Closed teixeirak closed 4 years ago

teixeirak commented 4 years ago

@ValentineHerr,

As discussed in person, I'd like to try the climwin R package, described in this paper, on our tree cores from SCBI.

Note that Sean McMahon is using climwin and help with some questions:


Hi Krista, 

Funny you should write this now. I’ve been working with climwin the past few weeks to look at the phenology of bole expansion and cessation. I have code you can use that might help you set up the dates (POSiXct stuff which can always be a headache), interpret output, and a bunch of recommendations, which we should talk about. 

Helene’s right about overfitting, and climwin has some randomization algorithm that is supposed to account for that after you get a ‘best’ model. I haven’t really focused on that aspect, as I’m not so much trying to get a precise hypothesis test (i.e., rejecting nulls), and not trying to build a predictive model (i.e., a x increase in climate variable will lead to a y advance of spring expansion), but instead trying to get any realistic potential climate signal of so many possible variables and time lags which can be pointed to as suggestions of causes, and guides for future physiological work. 

There are problems with climwin. Some have to do with the package, but really it is pretty straightforward. More important, there are just some things that correlations of patterns with climate drivers just fall prey to. E.g., you should use ‘absolute’ vs. ‘relative’ searches, or you will just tend to get a correlated trend (you will get significant results that are counter-intuitive, such as warmer weather is associated with later spring growth. But with relative searches, this is because weather is warmer later in the spring, not because it causes later growth!). Lots of little things like this you should not have to re-discover!

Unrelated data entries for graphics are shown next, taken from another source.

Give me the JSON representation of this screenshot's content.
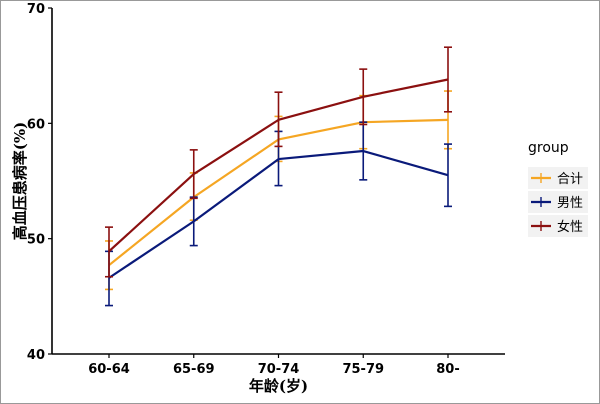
{
  "chart_data": {
    "type": "line",
    "categories": [
      "60-64",
      "65-69",
      "70-74",
      "75-79",
      "80-"
    ],
    "xlabel": "年龄(岁)",
    "ylabel": "高血压患病率(%)",
    "ylim": [
      40,
      70
    ],
    "yticks": [
      "40",
      "50",
      "60",
      "70"
    ],
    "grid": false,
    "legend": {
      "title": "group",
      "position": "right"
    },
    "series": [
      {
        "name": "合计",
        "color": "#f5a623",
        "values": [
          47.7,
          53.6,
          58.6,
          60.1,
          60.3
        ],
        "lower": [
          45.6,
          51.6,
          56.7,
          57.8,
          57.8
        ],
        "upper": [
          49.8,
          55.7,
          60.6,
          62.4,
          62.8
        ]
      },
      {
        "name": "男性",
        "color": "#0a1a7a",
        "values": [
          46.6,
          51.5,
          56.9,
          57.6,
          55.5
        ],
        "lower": [
          44.2,
          49.4,
          54.6,
          55.1,
          52.8
        ],
        "upper": [
          48.9,
          53.6,
          59.3,
          60.1,
          58.2
        ]
      },
      {
        "name": "女性",
        "color": "#8b1010",
        "values": [
          48.9,
          55.6,
          60.3,
          62.3,
          63.8
        ],
        "lower": [
          46.7,
          53.5,
          58.0,
          59.9,
          61.0
        ],
        "upper": [
          51.0,
          57.7,
          62.7,
          64.7,
          66.6
        ]
      }
    ]
  }
}
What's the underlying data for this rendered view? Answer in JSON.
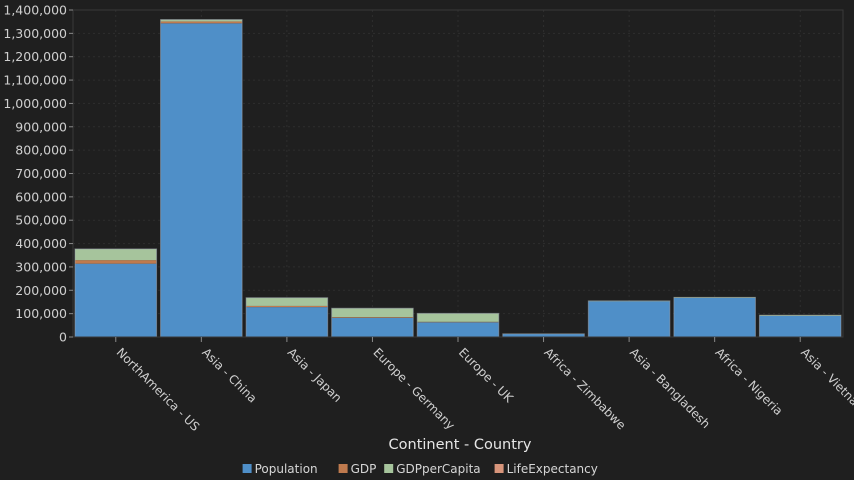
{
  "chart_data": {
    "type": "bar",
    "stacked": true,
    "title": "",
    "xlabel": "Continent - Country",
    "ylabel": "",
    "ylim": [
      0,
      1400000
    ],
    "ytick_step": 100000,
    "grid": true,
    "legend_position": "bottom",
    "categories": [
      "NorthAmerica - US",
      "Asia - China",
      "Asia - Japan",
      "Europe - Germany",
      "Europe - UK",
      "Africa - Zimbabwe",
      "Asia - Bangladesh",
      "Africa - Nigeria",
      "Asia - Vietnam"
    ],
    "series": [
      {
        "name": "Population",
        "color": "#4f8fc8",
        "values": [
          314000,
          1343000,
          128000,
          82000,
          63000,
          13000,
          153000,
          167000,
          90000
        ]
      },
      {
        "name": "GDP",
        "color": "#bf7a4e",
        "values": [
          15000,
          8000,
          5000,
          3000,
          2000,
          0,
          0,
          0,
          0
        ]
      },
      {
        "name": "GDPperCapita",
        "color": "#a6c49c",
        "values": [
          48000,
          8000,
          35000,
          38000,
          36000,
          500,
          1700,
          2600,
          3300
        ]
      },
      {
        "name": "LifeExpectancy",
        "color": "#d8957b",
        "values": [
          78,
          75,
          82,
          80,
          80,
          50,
          70,
          48,
          72
        ]
      }
    ]
  }
}
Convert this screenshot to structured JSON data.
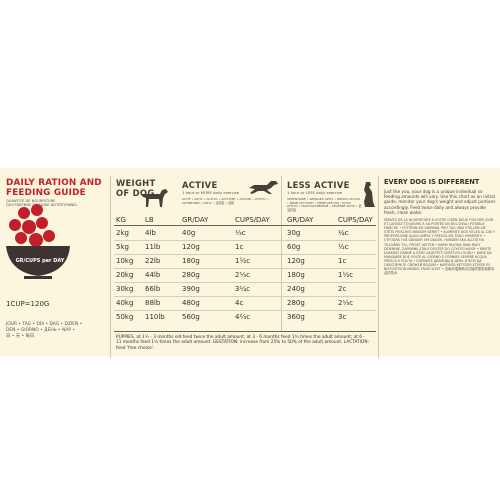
{
  "guide": {
    "title_line1": "DAILY RATION AND",
    "title_line2": "FEEDING GUIDE",
    "subtitle_fr": "QUANTITÉ DE NOURRITURE",
    "subtitle_fr2": "QUOTIDIENNE ET GUIDE NUTRITIONNEL",
    "bowl_label": "GR/CUPS per DAY",
    "cup_eq": "1CUP=120G",
    "day_translations_1": "JOUR • TAG • DÍA • DAG • DZIEŃ •",
    "day_translations_2": "DEN • GIORNO • ДЕНЬ • NAP •",
    "day_translations_3": "日 • 天 • 每日"
  },
  "table": {
    "weight_header_1": "WEIGHT",
    "weight_header_2": "OF DOG",
    "active_header": "ACTIVE",
    "active_sub": "1 hour or MORE daily exercise",
    "active_sub_lang": "ACTIF • AKTIV • ACTIVO • AKTYWNY • AKTIVNÍ • ATTIVO • АКТИВНЫЙ • AKTÍV • 活跃型 • 活躍",
    "less_active_header": "LESS ACTIVE",
    "less_active_sub": "1 hour or LESS daily exercise",
    "less_active_sub_lang": "SÉDENTAIRE • WENIGER AKTIV • MENOS ACTIVO • MNIEJ AKTYWNY • MÉNĚ AKTIVNÍ • POCO ATTIVO • МАЛОАКТИВНЫЙ • KEVÉSBÉ AKTÍV • 低活跃型",
    "col_kg": "KG",
    "col_lb": "LB",
    "col_gr": "GR/DAY",
    "col_cups": "CUPS/DAY",
    "col_gr2": "GR/DAY",
    "col_cups2": "CUPS/DAY",
    "rows": [
      {
        "kg": "2kg",
        "lb": "4lb",
        "a_gr": "40g",
        "a_cups": "⅓c",
        "l_gr": "30g",
        "l_cups": "¼c"
      },
      {
        "kg": "5kg",
        "lb": "11lb",
        "a_gr": "120g",
        "a_cups": "1c",
        "l_gr": "60g",
        "l_cups": "½c"
      },
      {
        "kg": "10kg",
        "lb": "22lb",
        "a_gr": "180g",
        "a_cups": "1½c",
        "l_gr": "120g",
        "l_cups": "1c"
      },
      {
        "kg": "20kg",
        "lb": "44lb",
        "a_gr": "280g",
        "a_cups": "2⅓c",
        "l_gr": "180g",
        "l_cups": "1½c"
      },
      {
        "kg": "30kg",
        "lb": "66lb",
        "a_gr": "390g",
        "a_cups": "3¼c",
        "l_gr": "240g",
        "l_cups": "2c"
      },
      {
        "kg": "40kg",
        "lb": "88lb",
        "a_gr": "480g",
        "a_cups": "4c",
        "l_gr": "280g",
        "l_cups": "2⅓c"
      },
      {
        "kg": "50kg",
        "lb": "110lb",
        "a_gr": "560g",
        "a_cups": "4⅔c",
        "l_gr": "360g",
        "l_cups": "3c"
      }
    ],
    "footnote": "PUPPIES, at 1½ - 3 months old feed twice the adult amount; at 3 - 6 months feed 1¾ times the adult amount; at 6 - 11 months feed 1¼ times the adult amount. GESTATION: increase from 25% to 50% of the adult amount. LACTATION: feed 'free choice'."
  },
  "notes": {
    "title": "EVERY DOG IS DIFFERENT",
    "body": "Just like you, your dog is a unique individual so feeding amounts will vary. Use this chart as an initial guide, monitor your dog's weight and adjust portions accordingly. Feed twice daily and always provide fresh, clean water.",
    "translations": "SERVEZ DE LA NOURRITURE À VOTRE CHIEN DEUX FOIS PAR JOUR ET LAISSEZ TOUJOURS À SA PORTÉE UN BOL D'EAU POTABLE FRAÎCHE • FÜTTERN SIE ZWEIMAL PRO TAG UND STELLEN SIE STETS FRISCHES WASSER BEREIT • ALIMENTE DOS VECES AL DÍA Y PROPORCIONE AGUA LIMPIA Y FRESCA EN TODO MOMENTO • UTFODRA TVÅ GÅNGER OM DAGEN. HUNDEN SKA ALLTID HA TILLGÅNG TILL FRISKT VATTEN • KARM PALONA DWA RAZY DZIENNIE, ZAPEWNIJ STAŁY DOSTĘP DO CZYSTEJ WODY • KRMTE DVAKRÁT DENNĚ A VŽDY ZAJISTĚTE ČERSTVOU VODU • DARE DA MANGIARE DUE VOLTE AL GIORNO E FORNIRE SEMPRE ACQUA FRESCA E PULITA • КОРМИТЕ ДВАЖДЫ В ДЕНЬ И ВСЕГДА ОБЕСПЕЧЬТЕ СВЕЖЕЙ ВОДОЙ • NAPONTA KÉTSZER ETESSE ÉS BIZTOSÍTSON MINDIG FRISS VIZET • 请每天喂食两次并始终提供新鲜清洁的饮水"
  },
  "colors": {
    "accent_red": "#c21f2b",
    "band_bg": "#fbf6dd",
    "bowl": "#3d3431"
  },
  "icons": [
    "bowl-icon",
    "standing-dog-icon",
    "running-dog-icon",
    "sitting-dog-icon"
  ]
}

Again, let’s chat about it. Not a magic bullet, but a pretty solid search tool.

Cheers,

Sean
ValentineHerr commented 4 years ago

Posting here a couple things to think about:

  1. multiple signals. See this thread on a climwin issue. I our case QUAL, for example shows 2 signals. I implemented recommendation and the second signal persists somewhat, meaning it is not due to an auto-correlation issue. I suppose we should always check for that in the future.

    QUAL best model output with true null model:

    image

    QUAL best model output with quadratic term of tmx of the strongest signal in previous figure as a fixed effect (as the "null model"):

    image

  2. this thread also shows how a non detrended response variable could be an issue in the analysis... Sounds like we can add Year in our baseling model to account for the trends...

teixeirak commented 4 years ago

Thanks, @ValentineHerr !

  1. Makes sense.
  2. Thanks for finding this. It sounds like it will make sense and may be the solution, but I want to dig into it more deeply.
ValentineHerr commented 4 years ago

@teixeirak , I uploaded the figure for the mixed model with dbh (roughly calculated for now) as fixed effects and species as random effect. Best model is with dtr of the year before but \it doesn't look like a striking pattern to me.